I would like to thank Rochelle Wisoff-Fields for always being the gracious and diplomatic host to well over 100 creative (and sometimes temperamental) writers. Her job is not easy. I want to say that I appreciate all the effort and time she puts into the prompt, her weekly story, and the many, many comments and “Likes” to all. She is a generous person.
And now, on to my story. Some of you may remember Detectives Leale and Archer, a murder mystery serial that I started a few weeks ago. I continue it this week with Part 4, but just in case you need a refresher, below are Parts 1-3, as well. You don’t have to read the entire series, as I hope Part 4 stands alone, but you won’t be disappointed if you read them. At least, I hope. I make up each story after I see Rochelle’s photo prompt, and I try to keep them connected. Just as you, I never know what will happen from week to week. Enjoy!
He searches his face in the mirror and smirks at his 58 years of hard-earned wrinkles. They are reminders. Stuart often relives his ingenious triumphs, but lately, one in particular feeds his ego; that defining moment his brother Charlie died.

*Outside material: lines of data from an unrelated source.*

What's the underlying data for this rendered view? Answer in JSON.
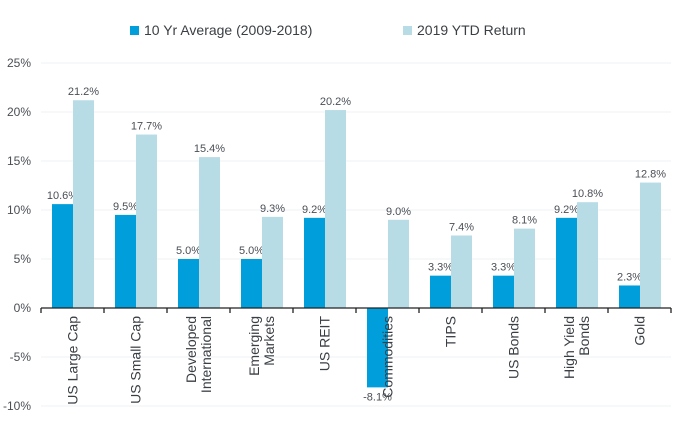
{
  "chart_data": {
    "type": "bar",
    "title": "",
    "xlabel": "",
    "ylabel": "",
    "ylim": [
      -10,
      25
    ],
    "yticks": [
      25,
      20,
      15,
      10,
      5,
      0,
      -5,
      -10
    ],
    "ytick_labels": [
      "25%",
      "20%",
      "15%",
      "10%",
      "5%",
      "0%",
      "-5%",
      "-10%"
    ],
    "grid": true,
    "legend_position": "top",
    "categories": [
      [
        "US Large Cap"
      ],
      [
        "US Small Cap"
      ],
      [
        "Developed",
        "International"
      ],
      [
        "Emerging",
        "Markets"
      ],
      [
        "US REIT"
      ],
      [
        "Commodities"
      ],
      [
        "TIPS"
      ],
      [
        "US Bonds"
      ],
      [
        "High Yield",
        "Bonds"
      ],
      [
        "Gold"
      ]
    ],
    "series": [
      {
        "name": "10 Yr Average (2009-2018)",
        "color": "#009fdb",
        "values": [
          10.6,
          9.5,
          5.0,
          5.0,
          9.2,
          -8.1,
          3.3,
          3.3,
          9.2,
          2.3
        ],
        "labels": [
          "10.6%",
          "9.5%",
          "5.0%",
          "5.0%",
          "9.2%",
          "-8.1%",
          "3.3%",
          "3.3%",
          "9.2%",
          "2.3%"
        ]
      },
      {
        "name": "2019 YTD Return",
        "color": "#b8dce6",
        "values": [
          21.2,
          17.7,
          15.4,
          9.3,
          20.2,
          9.0,
          7.4,
          8.1,
          10.8,
          12.8
        ],
        "labels": [
          "21.2%",
          "17.7%",
          "15.4%",
          "9.3%",
          "20.2%",
          "9.0%",
          "7.4%",
          "8.1%",
          "10.8%",
          "12.8%"
        ]
      }
    ]
  },
  "legend": {
    "items": [
      {
        "label": "10 Yr Average (2009-2018)",
        "color": "#009fdb"
      },
      {
        "label": "2019 YTD Return",
        "color": "#b8dce6"
      }
    ]
  },
  "colors": {
    "grid": "#eef1f3",
    "axis": "#222222",
    "text": "#4a4f55"
  }
}
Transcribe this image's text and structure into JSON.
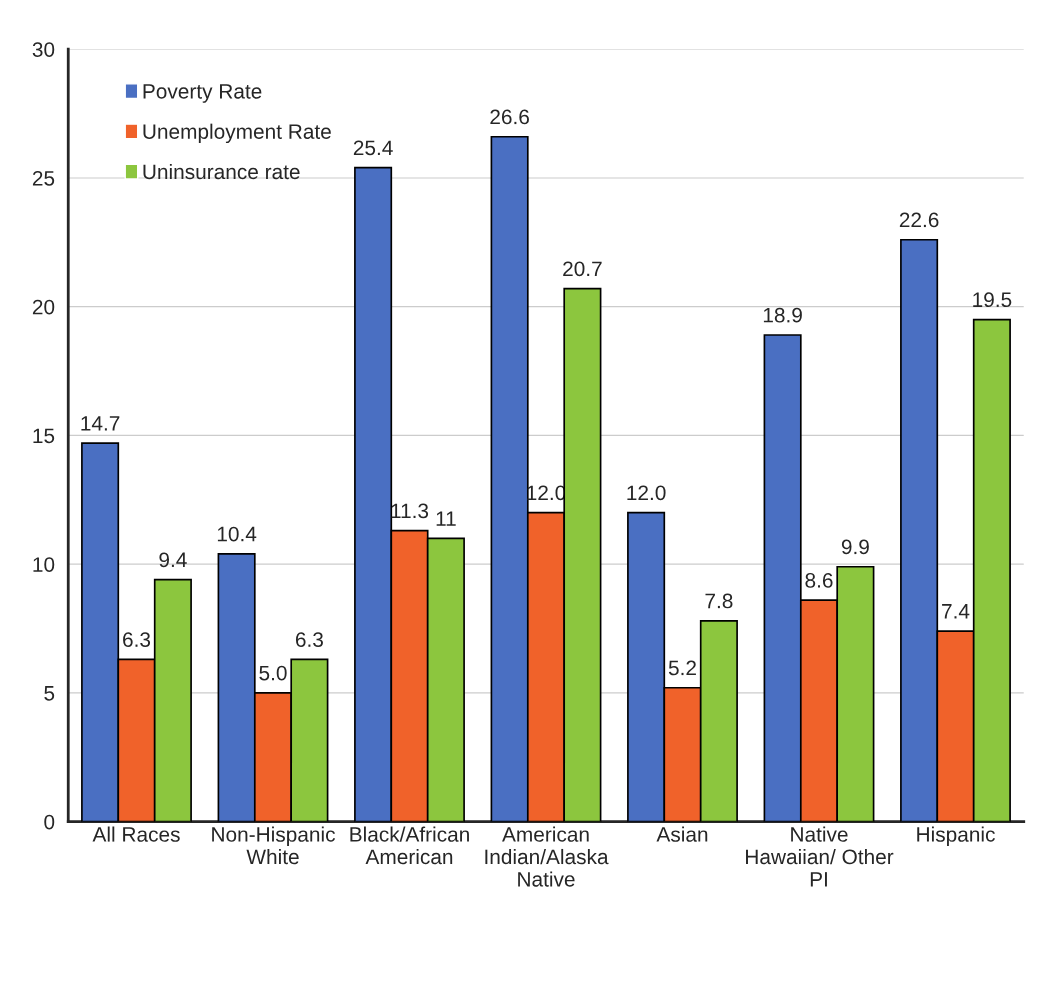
{
  "chart_data": {
    "type": "bar",
    "categories": [
      "All Races",
      "Non-Hispanic\nWhite",
      "Black/African\nAmerican",
      "American\nIndian/Alaska\nNative",
      "Asian",
      "Native\nHawaiian/ Other\nPI",
      "Hispanic"
    ],
    "series": [
      {
        "name": "Poverty Rate",
        "color": "#4a6fc2",
        "values": [
          14.7,
          10.4,
          25.4,
          26.6,
          12.0,
          18.9,
          22.6
        ],
        "value_labels": [
          "14.7",
          "10.4",
          "25.4",
          "26.6",
          "12.0",
          "18.9",
          "22.6"
        ]
      },
      {
        "name": "Unemployment Rate",
        "color": "#f0622a",
        "values": [
          6.3,
          5.0,
          11.3,
          12.0,
          5.2,
          8.6,
          7.4
        ],
        "value_labels": [
          "6.3",
          "5.0",
          "11.3",
          "12.0",
          "5.2",
          "8.6",
          "7.4"
        ]
      },
      {
        "name": "Uninsurance rate",
        "color": "#8cc63e",
        "values": [
          9.4,
          6.3,
          11,
          20.7,
          7.8,
          9.9,
          19.5
        ],
        "value_labels": [
          "9.4",
          "6.3",
          "11",
          "20.7",
          "7.8",
          "9.9",
          "19.5"
        ]
      }
    ],
    "ylim": [
      0,
      30
    ],
    "yticks": [
      0,
      5,
      10,
      15,
      20,
      25,
      30
    ],
    "grid": "y",
    "legend": "top left"
  }
}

Charlie was their favorite, their golden boy, their reason to live. After he was born, Stuart was forgotten. His resentment festered.
“Charlie’s so smart, much smarter than Stuart,” his mother always said.
“Finally, a perfect child,” his father always replied.
Climbing onto the shack roof was mostly Charlie’s idea. Stuart never touched him. He merely jiggled the plank and watched as Charlie lay broken on the ground. “An accident,” they said. For Stuart, there have been 34 accidents since.
The door to the restroom squeaks open. “Detective, there’s been another murder that fits the pattern,” says his captain.
Stuart washes his hands and replies, “I know. I’ll be right there.”
The police presence briefly spoils the Everglades’ natural beauty, but in the face of death, nature lives on. Alligator eyes watch. A heron perches nearby. Detectives Stuart Leale and Henri Archer linger over the man’s body, speculating.
“Looks like the work of the Everglades Butcher,” Detective Archer says. “No I.D. without the fingers or teeth.”
Detective Leale squats beside the man, attempting to regain his composure. Furious, he says, “Trust me. This is a copycat.” He nervously scans the boardwalk, troubled by the fact that the woman’s body he dumped here last night is gone, replaced with her husband’s.
Forty-eight years since Stuart’s first accident, as he calls them. With Charlie, he’d been inexperienced. His parents suspected him, feared him. Their solution – boarding school – the very place Stuart learned the art of precision, patience.
At 18, he returned home to demonstrate his expertise on his parents. Local police said the elevator malfunctioned, another tragic accident for the Leale family.
Now, he stares at the evidence bag in disbelief. His partner Archer asks, “Leale, why’d the victim have your business card in his mouth?”
Stuart hears the accusation in Archer’s words, just like his parents’, so long ago.
Part 4: Copycat
The copycat killer watches Detective Leale nervously pace the crime scene. Leale’s clearly shocked to see his own victim is gone, his lovely Diana, whom he spent days torturing and grooming for this moment. The clever detective relishes in constructing a flawless crime, then playing the hero chasing monsters, but this isn’t the limelight he anticipated.
“Worked perfectly!” Copycat whispers, thrilled by how the body swap and Leale’s business card created mistrust on both sides. Suspicion hangs in the air.
Copycat catches Leale’s eyes, a fleeting look that triggers disappointment. No connection yet, but soon the detective will learn to appreciate.